Il bollettino meteorologico del lavoro ligure prevede in autunno tempo bruttissimo, con una particolare concentrazione nell’area tra Savona e Genova, ora che l’annuncio dei 147 esuberi
di Ericsson si aggiunge alle bufere e alle piogge acide di Bombardier, Piaggio Aerospace, Tirreno Power e Ilva. Per cui suscita più indignazione che meraviglia il politico di turno che si atteggia a grillo parlante di Pinocchio: “avete visto cosa succede quando i quartieri generali delle aziende sono lontani migliaia di chilometri dall’insediamento locale?”. Bravo lui, ma dov’era quando si facevano gli spezzatini aziendali o si cedevano storici marchi ad acquirenti arabi o scandinavi, che di tali storie industriali e relativi lasciti “non gliene poteva fregare di meno”. Interlocutori – questi arabo-scandinavi – acclamati in quanto apportatori di “pezze a freddo” in situazioni che né la politica né le business communities indigene avevano neppure una minima idea sul come affrontare.
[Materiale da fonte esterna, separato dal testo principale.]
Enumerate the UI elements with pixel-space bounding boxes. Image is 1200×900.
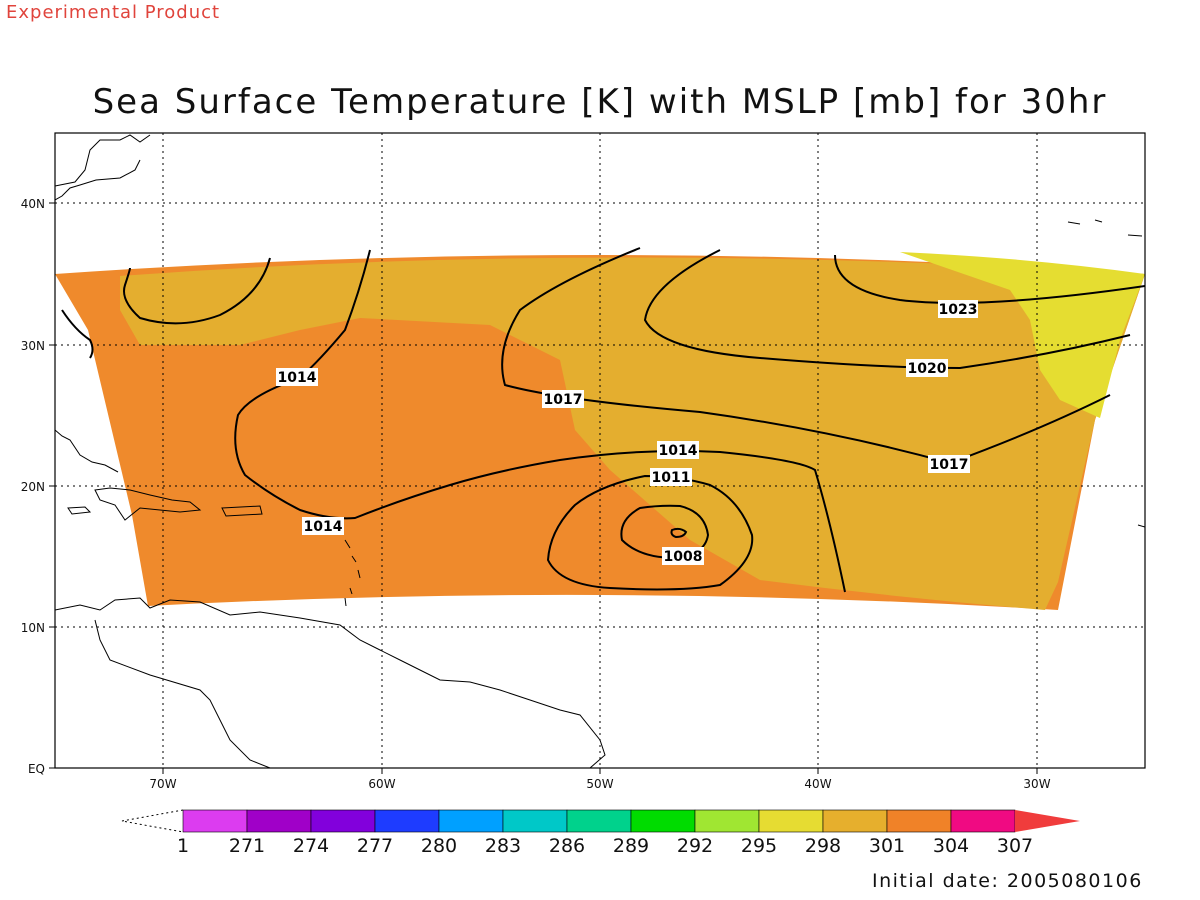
colorbar-label: 295 [741, 835, 777, 857]
contour-label-text: 1014 [278, 370, 317, 386]
contour-1020-north [643, 249, 1131, 370]
colorbar-label: 283 [485, 835, 521, 857]
colorbar-label: 289 [613, 835, 649, 857]
colorbar-label: 301 [869, 835, 905, 857]
colorbar: 1 271 274 277 280 283 286 289 292 295 298 301 304 307 [121, 809, 1080, 857]
map-title: Sea Surface Temperature [K] with MSLP [m… [92, 82, 1108, 122]
lon-label-60w: 60W [368, 777, 395, 791]
colorbar-swatch [310, 809, 376, 833]
contour-labels: 1023 1020 1017 1014 1011 1008 [276, 300, 978, 565]
colorbar-swatch [246, 809, 312, 833]
coastline-east-atlantic-islets [1067, 219, 1145, 528]
coastlines [55, 134, 1145, 768]
coastline-south-america [55, 597, 606, 768]
coastline-puerto-rico [221, 505, 263, 517]
colorbar-label: 298 [805, 835, 841, 857]
colorbar-label: 286 [549, 835, 585, 857]
coastline-lesser-antilles [344, 539, 361, 607]
contour-label-text: 1020 [908, 361, 947, 377]
colorbar-label: 1 [177, 835, 189, 857]
lat-label-40n: 40N [21, 197, 45, 211]
contour-1005-center [670, 527, 688, 539]
lat-label-20n: 20N [21, 480, 45, 494]
lat-label-10n: 10N [21, 621, 45, 635]
colorbar-swatch [438, 809, 504, 833]
colorbar-label: 292 [677, 835, 713, 857]
lat-label-30n: 30N [21, 339, 45, 353]
colorbar-swatch [950, 809, 1016, 833]
contour-1017-mid [501, 247, 1111, 465]
colorbar-label: 274 [293, 835, 329, 857]
contour-label-text: 1011 [652, 470, 691, 486]
contour-label-text: 1017 [930, 457, 969, 473]
contour-label-text: 1008 [664, 549, 703, 565]
contour-label-text: 1017 [544, 392, 583, 408]
contour-label: 1008 [662, 547, 704, 565]
lon-label-70w: 70W [149, 777, 176, 791]
sst-field-gold [120, 257, 1145, 610]
contour-label: 1014 [657, 441, 699, 459]
map-plot-area: 1023 1020 1017 1014 1011 1008 [55, 133, 1145, 768]
colorbar-label: 307 [997, 835, 1033, 857]
contour-label: 1011 [650, 468, 692, 486]
colorbar-swatch [374, 809, 440, 833]
contour-1023 [834, 254, 1145, 304]
colorbar-swatch [886, 809, 952, 833]
contour-1014-north-loop [123, 257, 271, 325]
colorbar-swatch [758, 809, 824, 833]
experimental-product-label: Experimental Product [6, 2, 221, 23]
contour-label: 1020 [906, 359, 948, 377]
lon-label-30w: 30W [1023, 777, 1050, 791]
contour-label: 1014 [302, 517, 344, 535]
contour-label-text: 1014 [304, 519, 343, 535]
colorbar-swatch [566, 809, 632, 833]
coastline-jamaica [67, 506, 92, 515]
lon-label-40w: 40W [804, 777, 831, 791]
axis-ticks [49, 202, 1038, 774]
contour-1014-west [61, 309, 94, 359]
lon-axis-labels: 70W 60W 50W 40W 30W [149, 777, 1050, 791]
contour-1011 [546, 474, 754, 591]
coastline-hispaniola [94, 487, 202, 521]
contour-label: 1017 [542, 390, 584, 408]
lat-label-eq: EQ [28, 762, 45, 776]
colorbar-swatch [822, 809, 888, 833]
contour-label-text: 1014 [659, 443, 698, 459]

Alla luce dei fatti dovrebbe essersi capito che la governance locale non può essere delegata a terzi senza scatenare le succitate bufere e piogge acide.
Ritorna così di moda un concetto elaborato dalla mente economica più elevata del XX secolo – John Maynard Keynes: la politica industriale, come scelta strategica della collettività, per orientare le risorse disponibili attraverso scelte di specializzazione competitiva dell’area. Insomma valorizzare, quello che sappiamo fare, vogliamo fare abbiamo i mezzi per fare. Ci dovrebbero guidare gli esempi delle più dinamiche città europee, che negli ultimi trent’anni hanno reagito alle gelate della de-industrializzazione proprio elaborando strategie di questo tipo.